Wanda swirls the liquor in her glass. She gets up and goes to the window.
“Hello, coleus,” Wanda says. “Should I pinch you back?” She stares at the plant, picks up the glass from the windowsill, and returns to the bed.
“If you were sixteen, you could get a license,” Wanda says. “Then when your ma went after your father you could chase after the two of them. A regular caravan.”
Wanda lights another cigarette. “What do you know about your friend Mrs. Wong? She’s no more talkative than you, which isn’t saying much.”
“We just talk about things,” May says. “She’s rooting an avocado she’s going to give me. It’ll be a tree.”
“You talk about avocados? I thought that, being a social worker, she might do you some good.”
Wanda drops her match on the floor. “I wish if you had anything you wanted to talk about that you would,” she says.

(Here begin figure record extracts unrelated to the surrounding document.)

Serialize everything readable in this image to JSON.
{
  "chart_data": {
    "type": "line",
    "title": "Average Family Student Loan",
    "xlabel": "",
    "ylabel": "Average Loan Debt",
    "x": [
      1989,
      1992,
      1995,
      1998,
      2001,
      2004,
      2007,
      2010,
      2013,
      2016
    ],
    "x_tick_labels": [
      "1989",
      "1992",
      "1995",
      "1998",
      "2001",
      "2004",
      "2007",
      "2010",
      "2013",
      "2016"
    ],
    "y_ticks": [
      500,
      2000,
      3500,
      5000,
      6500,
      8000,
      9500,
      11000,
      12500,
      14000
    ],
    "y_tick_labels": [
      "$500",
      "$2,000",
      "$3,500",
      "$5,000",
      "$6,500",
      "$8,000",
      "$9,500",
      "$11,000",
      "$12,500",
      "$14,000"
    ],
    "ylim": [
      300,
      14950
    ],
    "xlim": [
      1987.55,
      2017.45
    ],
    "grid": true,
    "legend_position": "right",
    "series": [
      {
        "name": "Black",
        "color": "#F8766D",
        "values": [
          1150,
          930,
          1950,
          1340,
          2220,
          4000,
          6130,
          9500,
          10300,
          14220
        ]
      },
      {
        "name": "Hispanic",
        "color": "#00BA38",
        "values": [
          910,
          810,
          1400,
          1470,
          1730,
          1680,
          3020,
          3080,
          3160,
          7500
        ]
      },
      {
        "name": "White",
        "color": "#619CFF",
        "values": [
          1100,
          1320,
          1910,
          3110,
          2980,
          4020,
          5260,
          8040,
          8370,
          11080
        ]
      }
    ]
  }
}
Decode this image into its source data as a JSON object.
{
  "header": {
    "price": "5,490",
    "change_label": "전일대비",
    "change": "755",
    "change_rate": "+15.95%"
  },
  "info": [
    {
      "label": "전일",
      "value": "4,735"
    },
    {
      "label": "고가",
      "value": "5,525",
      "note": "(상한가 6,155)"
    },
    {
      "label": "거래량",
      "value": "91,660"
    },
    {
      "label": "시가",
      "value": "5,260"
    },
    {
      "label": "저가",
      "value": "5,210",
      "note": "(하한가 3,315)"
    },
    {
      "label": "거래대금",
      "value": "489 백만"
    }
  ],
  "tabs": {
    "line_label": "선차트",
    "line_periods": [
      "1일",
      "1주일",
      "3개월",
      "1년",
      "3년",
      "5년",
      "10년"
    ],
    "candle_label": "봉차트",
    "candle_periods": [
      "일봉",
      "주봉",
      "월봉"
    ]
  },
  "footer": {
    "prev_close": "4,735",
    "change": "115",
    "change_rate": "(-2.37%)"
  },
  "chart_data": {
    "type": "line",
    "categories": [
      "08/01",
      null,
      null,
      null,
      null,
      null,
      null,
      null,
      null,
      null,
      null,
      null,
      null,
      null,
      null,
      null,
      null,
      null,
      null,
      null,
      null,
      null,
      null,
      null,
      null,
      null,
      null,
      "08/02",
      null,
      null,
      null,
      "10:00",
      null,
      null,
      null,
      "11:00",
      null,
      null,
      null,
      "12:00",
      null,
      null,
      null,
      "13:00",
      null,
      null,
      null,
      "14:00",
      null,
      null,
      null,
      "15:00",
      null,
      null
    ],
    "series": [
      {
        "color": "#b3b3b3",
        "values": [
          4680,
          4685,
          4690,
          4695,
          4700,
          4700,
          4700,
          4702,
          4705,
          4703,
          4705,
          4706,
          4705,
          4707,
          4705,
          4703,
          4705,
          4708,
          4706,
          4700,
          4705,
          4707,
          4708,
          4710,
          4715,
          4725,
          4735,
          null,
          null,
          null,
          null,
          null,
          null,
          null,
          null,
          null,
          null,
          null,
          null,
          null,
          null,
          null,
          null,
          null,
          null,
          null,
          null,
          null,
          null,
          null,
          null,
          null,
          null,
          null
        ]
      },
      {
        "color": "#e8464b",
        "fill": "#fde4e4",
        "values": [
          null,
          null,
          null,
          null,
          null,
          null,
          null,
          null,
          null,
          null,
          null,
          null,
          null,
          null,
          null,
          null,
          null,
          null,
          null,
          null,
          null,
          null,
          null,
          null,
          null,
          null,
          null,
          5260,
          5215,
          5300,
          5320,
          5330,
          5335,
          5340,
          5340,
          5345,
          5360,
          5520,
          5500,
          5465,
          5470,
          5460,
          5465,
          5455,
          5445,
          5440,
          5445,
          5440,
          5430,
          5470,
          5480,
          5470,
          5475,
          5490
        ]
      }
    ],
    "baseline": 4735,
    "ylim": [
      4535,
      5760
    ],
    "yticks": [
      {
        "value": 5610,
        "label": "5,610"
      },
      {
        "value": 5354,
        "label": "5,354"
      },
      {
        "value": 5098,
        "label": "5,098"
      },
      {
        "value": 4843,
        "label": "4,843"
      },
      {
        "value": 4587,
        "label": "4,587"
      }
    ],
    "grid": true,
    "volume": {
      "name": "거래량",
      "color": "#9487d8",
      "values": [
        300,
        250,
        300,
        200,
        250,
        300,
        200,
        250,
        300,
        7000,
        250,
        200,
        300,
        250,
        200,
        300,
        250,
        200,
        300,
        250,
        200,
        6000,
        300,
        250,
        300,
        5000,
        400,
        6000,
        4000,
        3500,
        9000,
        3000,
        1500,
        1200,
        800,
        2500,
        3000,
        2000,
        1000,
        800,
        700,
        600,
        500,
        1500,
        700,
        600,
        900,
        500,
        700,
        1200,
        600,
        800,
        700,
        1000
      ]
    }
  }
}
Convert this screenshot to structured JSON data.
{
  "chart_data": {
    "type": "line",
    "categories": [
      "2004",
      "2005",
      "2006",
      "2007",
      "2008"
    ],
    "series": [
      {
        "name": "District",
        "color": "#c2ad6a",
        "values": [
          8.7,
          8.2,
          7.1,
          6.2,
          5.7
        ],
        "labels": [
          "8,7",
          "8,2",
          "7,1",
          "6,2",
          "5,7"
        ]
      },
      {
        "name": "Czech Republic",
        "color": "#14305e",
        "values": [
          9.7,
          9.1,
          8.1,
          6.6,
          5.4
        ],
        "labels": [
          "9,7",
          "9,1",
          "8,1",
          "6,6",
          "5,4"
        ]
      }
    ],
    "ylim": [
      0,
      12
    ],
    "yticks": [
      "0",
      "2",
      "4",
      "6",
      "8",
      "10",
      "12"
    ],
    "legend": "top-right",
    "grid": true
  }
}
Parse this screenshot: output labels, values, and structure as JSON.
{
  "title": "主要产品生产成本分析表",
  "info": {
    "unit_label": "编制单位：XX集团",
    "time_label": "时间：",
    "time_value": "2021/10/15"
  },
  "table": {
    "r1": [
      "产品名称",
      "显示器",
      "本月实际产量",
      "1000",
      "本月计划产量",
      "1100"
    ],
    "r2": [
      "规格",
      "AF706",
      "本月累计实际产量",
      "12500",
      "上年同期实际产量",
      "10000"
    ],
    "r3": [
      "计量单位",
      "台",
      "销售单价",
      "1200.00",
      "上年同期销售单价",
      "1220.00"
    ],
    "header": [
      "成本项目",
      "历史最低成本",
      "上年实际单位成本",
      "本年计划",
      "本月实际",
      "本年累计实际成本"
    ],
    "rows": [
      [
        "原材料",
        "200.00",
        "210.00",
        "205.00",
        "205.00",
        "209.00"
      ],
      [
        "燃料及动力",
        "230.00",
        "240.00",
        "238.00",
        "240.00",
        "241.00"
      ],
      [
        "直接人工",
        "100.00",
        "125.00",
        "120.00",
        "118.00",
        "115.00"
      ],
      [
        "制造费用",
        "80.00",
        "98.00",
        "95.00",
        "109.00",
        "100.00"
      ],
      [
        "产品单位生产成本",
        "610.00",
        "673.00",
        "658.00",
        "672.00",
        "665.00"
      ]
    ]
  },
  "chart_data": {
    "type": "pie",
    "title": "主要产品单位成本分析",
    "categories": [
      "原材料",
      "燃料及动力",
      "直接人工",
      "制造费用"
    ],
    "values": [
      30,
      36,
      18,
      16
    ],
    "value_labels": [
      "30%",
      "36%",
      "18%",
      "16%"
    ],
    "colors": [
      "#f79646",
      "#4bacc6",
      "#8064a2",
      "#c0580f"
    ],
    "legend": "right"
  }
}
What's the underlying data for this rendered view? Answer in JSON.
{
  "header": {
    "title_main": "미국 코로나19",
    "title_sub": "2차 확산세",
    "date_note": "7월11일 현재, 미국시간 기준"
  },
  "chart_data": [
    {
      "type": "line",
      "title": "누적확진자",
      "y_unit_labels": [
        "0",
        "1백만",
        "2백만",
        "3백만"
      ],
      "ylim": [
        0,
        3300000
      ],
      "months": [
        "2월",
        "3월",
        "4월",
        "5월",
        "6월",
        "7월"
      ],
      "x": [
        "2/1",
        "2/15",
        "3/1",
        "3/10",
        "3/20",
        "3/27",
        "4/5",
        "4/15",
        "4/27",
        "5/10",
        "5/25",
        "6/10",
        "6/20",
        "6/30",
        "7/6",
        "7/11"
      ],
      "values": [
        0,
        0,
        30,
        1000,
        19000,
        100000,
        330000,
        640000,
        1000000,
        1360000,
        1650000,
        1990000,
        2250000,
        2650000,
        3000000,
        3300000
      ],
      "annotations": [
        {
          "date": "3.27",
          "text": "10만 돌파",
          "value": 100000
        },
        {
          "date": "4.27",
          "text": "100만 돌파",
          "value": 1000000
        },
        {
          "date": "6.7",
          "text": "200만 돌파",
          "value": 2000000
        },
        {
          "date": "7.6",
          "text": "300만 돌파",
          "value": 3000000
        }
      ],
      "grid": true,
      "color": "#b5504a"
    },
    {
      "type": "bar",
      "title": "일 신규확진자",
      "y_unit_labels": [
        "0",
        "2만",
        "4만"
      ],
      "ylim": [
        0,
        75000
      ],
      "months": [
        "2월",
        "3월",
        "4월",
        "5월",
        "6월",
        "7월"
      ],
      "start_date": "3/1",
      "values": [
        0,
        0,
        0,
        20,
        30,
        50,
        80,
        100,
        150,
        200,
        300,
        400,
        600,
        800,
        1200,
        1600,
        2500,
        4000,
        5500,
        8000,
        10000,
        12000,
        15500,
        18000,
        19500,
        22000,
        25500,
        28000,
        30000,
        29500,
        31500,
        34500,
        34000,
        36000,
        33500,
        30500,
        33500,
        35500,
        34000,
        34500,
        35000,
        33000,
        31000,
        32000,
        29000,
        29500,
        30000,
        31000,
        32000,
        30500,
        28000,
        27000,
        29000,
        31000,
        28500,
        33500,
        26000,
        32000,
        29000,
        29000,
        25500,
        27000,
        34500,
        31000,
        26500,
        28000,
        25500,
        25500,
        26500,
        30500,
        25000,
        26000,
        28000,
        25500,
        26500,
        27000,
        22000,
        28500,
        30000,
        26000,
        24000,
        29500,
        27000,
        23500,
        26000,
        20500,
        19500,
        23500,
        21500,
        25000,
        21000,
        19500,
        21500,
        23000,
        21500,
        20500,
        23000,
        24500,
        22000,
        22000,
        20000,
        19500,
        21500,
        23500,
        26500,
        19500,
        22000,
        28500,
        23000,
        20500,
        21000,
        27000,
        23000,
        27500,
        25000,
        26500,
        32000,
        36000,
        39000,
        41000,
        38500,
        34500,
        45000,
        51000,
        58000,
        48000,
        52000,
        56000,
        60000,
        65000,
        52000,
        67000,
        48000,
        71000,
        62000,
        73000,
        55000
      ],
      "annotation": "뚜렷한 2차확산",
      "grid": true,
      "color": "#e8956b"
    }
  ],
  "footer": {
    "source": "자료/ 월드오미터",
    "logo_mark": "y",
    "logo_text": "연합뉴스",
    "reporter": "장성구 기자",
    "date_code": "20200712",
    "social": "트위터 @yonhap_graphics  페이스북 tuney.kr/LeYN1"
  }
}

“How come my mother hasn’t written? She’s been gone a week.”
Wanda shrugs. “Ask me something I can answer,” she says.
In the middle of the following week a letter comes. “Dear May,” it says, “I am hot as hell as I write this in a drugstore taking time out to have a Coke. Ray is nowhere to be found, so thank God you’ve still got me. I guess after another day of this I am going to cash it in and get back to you. Don’t feel bad about this. After all, I did all the driving. Ha! Love, Mama.”
Sitting on the porch after dinner, May rereads the letter. Her mother’s letters are always brief. Her mother has signed “Mama” in big, block-printed letters to fill up the bottom of the page.